Kaum zu glauben, wie bewegungsarm ich früher gelebt habe. Meinen Job übte ich im Sitzen aus, PC, Telefon und vier bis fünf Kolleginnen und Kollegen waren meine Begleiter tagsüber. Irgendwie schaffte ich es, mich ständig zu konzentrieren. Ein Diensthandy, das ich auch privat nutzte, sorgte dafür, dass ich auch sonst ständig erreicht werden konnte. Irgendwie hielt ich das sogar für meine Pflicht, denn ich hatte beruflich Projekte zu führen mit Gesundheitsministerien und anderen Behörden von allen Kontinenten. Medizinische Laser benötigen mittlerweile in allen Ländern außerhalb Europas eine eigene nationale Zulassung. Genau diese sollte ich der Firma verschaffen, seit ich 2007 neben meiner Profession als Produktmanager auch als Regulatory Affairs Manager tätig wurde. Über viele Jahre in Alleinarbeit. Ich wuchs in die Aufgabe sozusagen hinein oder mit ihr. Aus der Tatsache, dass ich dies beanstandungslos und schnell in die Wege geleitet habe, schloss der italienische Geschäftsführer, dass es eine leichte Aufgabe sei. Die anderen Funktionäre der Firma waren nicht so dumm, dies zu glauben. Sicherlich auch deshalb, weil ich von ihnen Auskunft und Zuarbeit erfragen musste. Sie wagten es aber nicht, dem cholerischen Dottore zu widersprechen. So einfach kann man es wohl zusammenfassen.
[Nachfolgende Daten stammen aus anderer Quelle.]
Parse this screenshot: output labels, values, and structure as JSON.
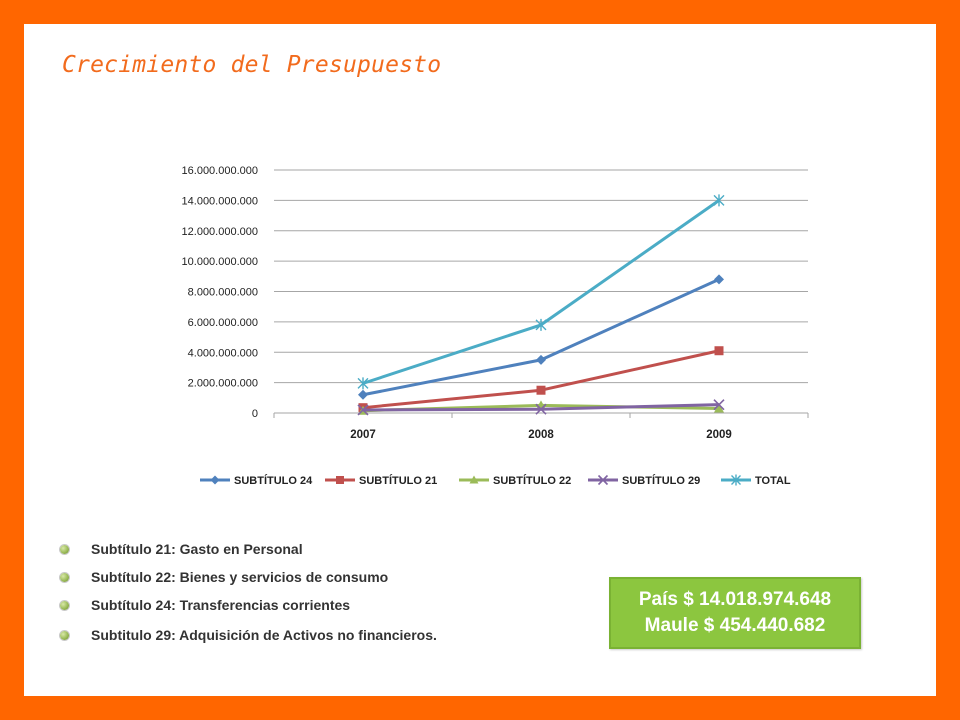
{
  "slide": {
    "title": "Crecimiento del Presupuesto"
  },
  "colors": {
    "frame": "#ff6600",
    "title": "#f26b1d",
    "box": "#8cc63f"
  },
  "chart_data": {
    "type": "line",
    "x": [
      "2007",
      "2008",
      "2009"
    ],
    "y_ticks": [
      "0",
      "2.000.000.000",
      "4.000.000.000",
      "6.000.000.000",
      "8.000.000.000",
      "10.000.000.000",
      "12.000.000.000",
      "14.000.000.000",
      "16.000.000.000"
    ],
    "ylim": [
      0,
      16000000000
    ],
    "grid": true,
    "legend_position": "bottom",
    "series": [
      {
        "name": "SUBTÍTULO 24",
        "color": "#4f81bd",
        "marker": "diamond",
        "values": [
          1200000000,
          3500000000,
          8800000000
        ]
      },
      {
        "name": "SUBTÍTULO  21",
        "color": "#c0504d",
        "marker": "square",
        "values": [
          350000000,
          1500000000,
          4100000000
        ]
      },
      {
        "name": "SUBTÍTULO  22",
        "color": "#9bbb59",
        "marker": "triangle",
        "values": [
          150000000,
          500000000,
          300000000
        ]
      },
      {
        "name": "SUBTÍTULO  29",
        "color": "#8064a2",
        "marker": "x",
        "values": [
          200000000,
          250000000,
          550000000
        ]
      },
      {
        "name": "TOTAL",
        "color": "#4bacc6",
        "marker": "star",
        "values": [
          1950000000,
          5800000000,
          14000000000
        ]
      }
    ]
  },
  "bullets": [
    "Subtítulo 21: Gasto en Personal",
    "Subtítulo 22: Bienes y servicios de consumo",
    "Subtítulo 24: Transferencias corrientes",
    "Subtitulo 29: Adquisición de Activos no financieros."
  ],
  "infobox": {
    "line1": "País $ 14.018.974.648",
    "line2": "Maule $ 454.440.682"
  }
}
Ich war wohl deshalb nur schwer imstande, aus dem Hamsterrad auszubrechen. Die Projekte in den 70 Ländern, in die die Firma ihre Laser verkaufte, hatten alle ihre eigene Dynamik und Zeitschiene. Und natürlich liefen stets ein paar davon parallel. Und global zeitversetzt. Das bedeutet E-Mails mit Denkanstößen praktisch rund um die Uhr. Wer ist so verrückt, dies schaffen zu wollen? Die Zulassung in den USA – die 510(k) der FDA – gilt als die Königsdisziplin, als die anspruchsvollste. Davon hatte ich vierzehn geschafft. Je nachdem, welche aufwändigen Nachweise für die Dossiers erbracht werden mussten, per Gesetz bzw. auf Anfragen der Behörde. Das längste FDA-Projekt dauerte 1,5 Jahre, das kürzeste drei Wochen. Mein Jubel über die kurze Rekordzeit währte nicht lange, denn Dr. Berconi legte die Messlatte daraufhin bei drei Wochen an. Ab diesem Zeitpunkt stieß ich bei ihm dann nur noch auf Unverständnis. Mit seinem Wunschdenken entfernte er sich in eine realitätsfremde Umlaufbahn. »Der lebt in seiner eigenen Welt«, sagten viele Kollegen.

Kaum zu glauben, wie bewegungsarm ich früher gelebt habe. Heute habe ich zweimal zwanzig Runden im Innenhof des Stadtrodaer Maßregelvollzugs zurückgelegt. Keine Schmerzen im Knie noch irgendwo sonst. Aber es ist ja auch schon zwei Monate her, seit ich hierherkam. Mit dem Notarztwagen. Mit Begleitung der Thüringer Polizei. Mit sechs Kleidungsstücken, sonst nichts. Schuhe, Strümpfe, Unterkleid, Unterrock, Schlüpfer, Oberkleid.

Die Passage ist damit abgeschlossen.